How many patients have been treated at your institution since its inception in last December? Our institution has now treated 22 patients, to date.

What has been the success rate so far in your patients? Here is the interesting thing: not everyone who has atrial fibrillation and is treated with High Intensity Focused Ultrasound leaves the operating room in normal sinus rhythm. After surgery, HIFU patients are put on an anti-arrhythmic for roughly three months, as well as an anticoagulant such as coumadin for six months. The reason is because the tissue that gets ablated does not form scar tissue for several weeks after surgery, so the atrial fibrillation can persist. Therefore, we keep the patient on their medical regimen for about three months, and during that time period we restudy them intermittently with EKGs or a Holter monitor to identify any arrhythmic events that they experience. If in fact at three months they have no further arrhythmia, we stop their antiarrhythmics but leave them on coumadin or blood thinners on the outside chance that they may develop some intermittent occurrence for the next three months. After this time, we stop all medications. To date, five patients have passed the three-month point; all were in sinus rhythm.

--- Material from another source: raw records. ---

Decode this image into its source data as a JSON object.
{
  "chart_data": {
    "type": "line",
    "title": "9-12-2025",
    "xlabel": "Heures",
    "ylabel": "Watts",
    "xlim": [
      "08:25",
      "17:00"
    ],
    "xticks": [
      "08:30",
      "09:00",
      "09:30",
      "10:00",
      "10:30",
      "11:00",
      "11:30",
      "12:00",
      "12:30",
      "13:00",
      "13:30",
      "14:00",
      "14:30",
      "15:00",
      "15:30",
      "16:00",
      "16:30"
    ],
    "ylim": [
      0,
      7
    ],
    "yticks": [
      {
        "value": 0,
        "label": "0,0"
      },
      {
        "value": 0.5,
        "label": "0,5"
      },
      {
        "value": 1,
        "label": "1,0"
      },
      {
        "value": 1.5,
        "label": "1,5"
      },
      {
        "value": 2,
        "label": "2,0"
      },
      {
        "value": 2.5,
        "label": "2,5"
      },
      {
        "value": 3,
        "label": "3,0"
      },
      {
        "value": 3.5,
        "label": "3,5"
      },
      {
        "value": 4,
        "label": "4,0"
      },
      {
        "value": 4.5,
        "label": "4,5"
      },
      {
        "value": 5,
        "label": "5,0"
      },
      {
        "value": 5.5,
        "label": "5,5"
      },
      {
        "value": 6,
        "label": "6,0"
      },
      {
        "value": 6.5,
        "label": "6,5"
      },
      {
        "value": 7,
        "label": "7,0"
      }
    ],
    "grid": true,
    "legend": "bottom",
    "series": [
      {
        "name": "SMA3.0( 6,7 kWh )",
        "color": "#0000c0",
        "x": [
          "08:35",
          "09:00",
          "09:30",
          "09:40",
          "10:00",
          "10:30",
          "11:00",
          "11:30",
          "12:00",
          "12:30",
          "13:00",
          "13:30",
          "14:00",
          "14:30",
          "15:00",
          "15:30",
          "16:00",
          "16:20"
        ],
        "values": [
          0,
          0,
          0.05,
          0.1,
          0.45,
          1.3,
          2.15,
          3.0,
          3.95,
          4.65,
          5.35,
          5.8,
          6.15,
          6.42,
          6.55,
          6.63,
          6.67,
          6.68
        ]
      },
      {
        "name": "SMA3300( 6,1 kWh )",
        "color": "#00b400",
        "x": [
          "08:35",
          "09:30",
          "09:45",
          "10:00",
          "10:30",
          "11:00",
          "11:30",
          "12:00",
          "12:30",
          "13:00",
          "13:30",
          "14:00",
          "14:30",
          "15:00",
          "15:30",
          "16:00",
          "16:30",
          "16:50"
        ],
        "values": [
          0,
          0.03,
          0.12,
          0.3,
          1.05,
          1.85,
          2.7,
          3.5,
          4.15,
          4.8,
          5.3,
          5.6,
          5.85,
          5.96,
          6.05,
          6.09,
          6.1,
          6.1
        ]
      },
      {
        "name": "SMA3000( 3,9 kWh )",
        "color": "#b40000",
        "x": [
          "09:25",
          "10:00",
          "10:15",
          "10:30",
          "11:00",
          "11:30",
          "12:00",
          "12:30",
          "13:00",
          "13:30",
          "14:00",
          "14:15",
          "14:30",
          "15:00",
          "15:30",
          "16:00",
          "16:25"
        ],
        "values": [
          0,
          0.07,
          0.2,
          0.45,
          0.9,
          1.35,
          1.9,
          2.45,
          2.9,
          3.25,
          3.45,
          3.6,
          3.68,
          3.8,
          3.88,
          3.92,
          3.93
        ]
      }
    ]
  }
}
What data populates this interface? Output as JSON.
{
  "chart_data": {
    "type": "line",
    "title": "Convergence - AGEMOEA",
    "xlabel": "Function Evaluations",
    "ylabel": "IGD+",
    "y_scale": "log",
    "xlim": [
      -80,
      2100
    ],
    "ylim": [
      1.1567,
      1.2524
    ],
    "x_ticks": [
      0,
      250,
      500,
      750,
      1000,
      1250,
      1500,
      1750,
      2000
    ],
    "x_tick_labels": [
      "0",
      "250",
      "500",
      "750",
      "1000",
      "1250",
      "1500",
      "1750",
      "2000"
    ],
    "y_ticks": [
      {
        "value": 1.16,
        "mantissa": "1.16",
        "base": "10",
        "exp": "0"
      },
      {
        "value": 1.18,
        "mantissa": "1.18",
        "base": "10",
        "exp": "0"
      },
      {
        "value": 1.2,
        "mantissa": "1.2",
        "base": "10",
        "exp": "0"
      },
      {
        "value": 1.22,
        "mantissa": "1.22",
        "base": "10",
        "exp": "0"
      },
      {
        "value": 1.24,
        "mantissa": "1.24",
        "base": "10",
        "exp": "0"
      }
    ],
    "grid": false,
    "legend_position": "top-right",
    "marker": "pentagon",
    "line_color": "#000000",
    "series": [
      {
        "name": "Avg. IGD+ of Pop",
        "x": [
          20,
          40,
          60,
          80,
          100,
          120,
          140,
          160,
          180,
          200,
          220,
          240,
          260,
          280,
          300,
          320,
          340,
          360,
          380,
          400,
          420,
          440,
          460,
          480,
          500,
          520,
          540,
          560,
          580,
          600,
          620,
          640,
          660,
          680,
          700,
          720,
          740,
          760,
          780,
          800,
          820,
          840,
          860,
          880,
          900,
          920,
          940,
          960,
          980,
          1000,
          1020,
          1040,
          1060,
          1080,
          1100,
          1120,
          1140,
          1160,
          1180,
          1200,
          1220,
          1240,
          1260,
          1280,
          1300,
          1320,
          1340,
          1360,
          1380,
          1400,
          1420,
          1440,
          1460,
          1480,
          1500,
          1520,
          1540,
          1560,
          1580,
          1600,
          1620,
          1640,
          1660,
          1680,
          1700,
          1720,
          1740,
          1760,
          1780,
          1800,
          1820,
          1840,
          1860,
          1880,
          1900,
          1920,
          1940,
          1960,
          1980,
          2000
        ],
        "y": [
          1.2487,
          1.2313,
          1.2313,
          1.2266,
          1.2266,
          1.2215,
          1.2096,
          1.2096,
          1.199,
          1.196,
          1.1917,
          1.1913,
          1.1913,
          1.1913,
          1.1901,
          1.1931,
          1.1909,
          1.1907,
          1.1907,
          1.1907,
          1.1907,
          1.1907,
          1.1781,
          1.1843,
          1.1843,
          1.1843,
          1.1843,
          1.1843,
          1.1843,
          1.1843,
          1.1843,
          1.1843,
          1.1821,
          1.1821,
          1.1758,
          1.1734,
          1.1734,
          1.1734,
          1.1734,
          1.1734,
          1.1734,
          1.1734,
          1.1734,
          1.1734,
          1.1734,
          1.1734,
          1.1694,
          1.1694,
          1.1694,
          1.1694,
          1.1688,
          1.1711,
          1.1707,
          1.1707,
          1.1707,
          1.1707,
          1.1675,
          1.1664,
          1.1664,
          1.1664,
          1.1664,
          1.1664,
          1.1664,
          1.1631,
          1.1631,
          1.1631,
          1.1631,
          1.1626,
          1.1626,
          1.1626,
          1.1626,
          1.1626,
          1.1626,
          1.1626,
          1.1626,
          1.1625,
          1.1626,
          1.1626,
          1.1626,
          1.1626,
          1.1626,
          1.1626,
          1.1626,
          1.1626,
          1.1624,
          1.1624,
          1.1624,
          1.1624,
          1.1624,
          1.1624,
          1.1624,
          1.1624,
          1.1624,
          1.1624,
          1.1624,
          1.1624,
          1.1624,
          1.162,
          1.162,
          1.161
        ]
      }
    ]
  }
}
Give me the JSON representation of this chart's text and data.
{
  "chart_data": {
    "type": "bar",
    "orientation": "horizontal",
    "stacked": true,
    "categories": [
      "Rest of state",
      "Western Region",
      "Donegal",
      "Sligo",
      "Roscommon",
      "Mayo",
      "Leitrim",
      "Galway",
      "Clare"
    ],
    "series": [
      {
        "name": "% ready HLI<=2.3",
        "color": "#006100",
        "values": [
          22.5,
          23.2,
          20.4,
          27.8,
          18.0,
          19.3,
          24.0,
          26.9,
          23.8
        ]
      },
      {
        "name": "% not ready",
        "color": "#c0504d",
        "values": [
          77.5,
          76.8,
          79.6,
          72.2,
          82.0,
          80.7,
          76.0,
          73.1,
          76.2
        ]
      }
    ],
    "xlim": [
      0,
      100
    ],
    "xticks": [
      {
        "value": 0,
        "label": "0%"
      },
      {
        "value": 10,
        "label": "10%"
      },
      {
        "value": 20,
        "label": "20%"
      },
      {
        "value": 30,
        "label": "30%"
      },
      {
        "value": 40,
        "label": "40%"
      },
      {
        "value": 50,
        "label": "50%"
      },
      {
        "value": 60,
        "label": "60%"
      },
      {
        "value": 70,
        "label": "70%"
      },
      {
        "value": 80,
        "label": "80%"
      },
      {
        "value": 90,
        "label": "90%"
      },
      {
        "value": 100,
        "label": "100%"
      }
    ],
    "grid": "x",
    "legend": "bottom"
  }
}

When did you first learn about High Intensity Focused Ultrasound? What type of training is needed to perform High Intensity Focused Ultrasound? Dr. Cox had presented his findings and data in October 2003 at a conference at the Cleveland Clinic. Since then, we have been following its progress. As well, we have been in contact with the Epicor representatives to express our interest in their device. We are the first in Pennsylvania to bring this technology to our patients. All surgeons in our group went to a two-day, intensive workshop, conducted by Epicor, at one of their peer-to-peer training sites. Each session included a didactic program and operating room experience. Following this, we visited two other clinicians, Dr. Mark Groh in Ashville, North Carolina and Dr. Mark Mostovytch in Jacksonville, Florida, to observe further their clinical practices and discuss their protocols.

What is the future with this type of treatment? Do you expect this treatment to take over or increase in popularity over standard treatments for atrial fibrillation? I believe the technology of Epicor is based on solid principles guaranteeing a transmural continuous lesion set. I believe the outcome data will prove its superiority. As robotic access develops further and device development follows, the treatment form will be revered as the standard by which others will measure.